Use of constrained generics for method parameters can allow a method to very its return type based upon that of the thing passed in. In .NET they can have additional advantages as well. Among them:

  1. A method which accepts a constrained generic as a ref or out parameter may be passed a variable which satisfies the constraint; by contrast, a non-generic method with an interface-type parameter would be limited to accepting variables of that exact interface type.

  2. A method with generic type parameter T can accept generic collections of T. A method that accepts an IList<T> where T:IAnimal will be able to accept a List<SiameseCat>, but a method which wanted an IList<Animal> would not be able to do so.

  3. A constraint can sometimes specify an interface in terms of the generic type, e.g. where T:IComparable<T>.

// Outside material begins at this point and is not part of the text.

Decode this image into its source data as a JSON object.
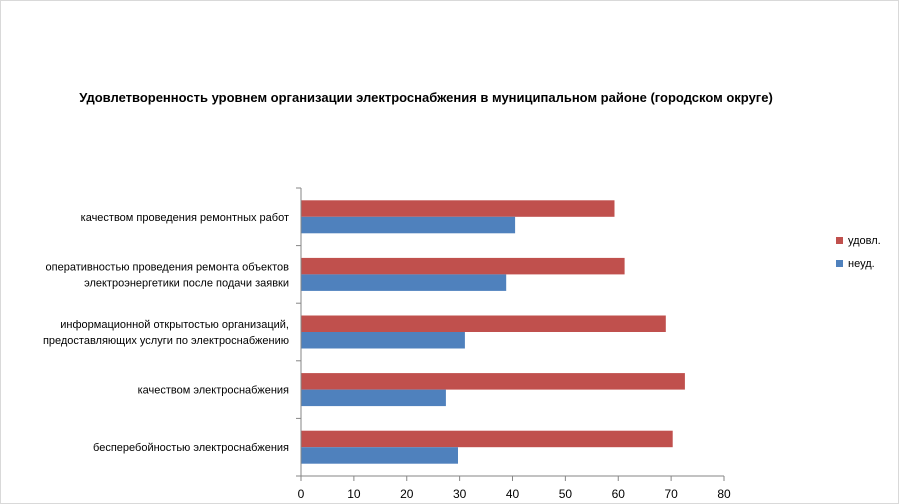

  4. A structure which implements an interface may be kept as a value type when passed to a method accepting a constrained generic parameter, but must be boxed when passed as an interface type. This can have a huge effect on speed.

  5. A generic parameter can have multiple constraints, while there is no other way to specify a parameter of "some type that implements both IFoo and IBar". Sometimes this can be a double-edged sword, since code which has received a parameter of type IFoo will find it very hard to pass it to such a method expecting a double-constrained generic, even if the instance in question would satisfy all constraints.

If in a particular situation there would be no advantage to using a generic, then simply accept a parameter of the interface type. Use of a generic will force the type system and JITter to do extra work, so if there's no benefit one shouldn't do it. On the other hand, it's very common that at least one of the above advantages will apply.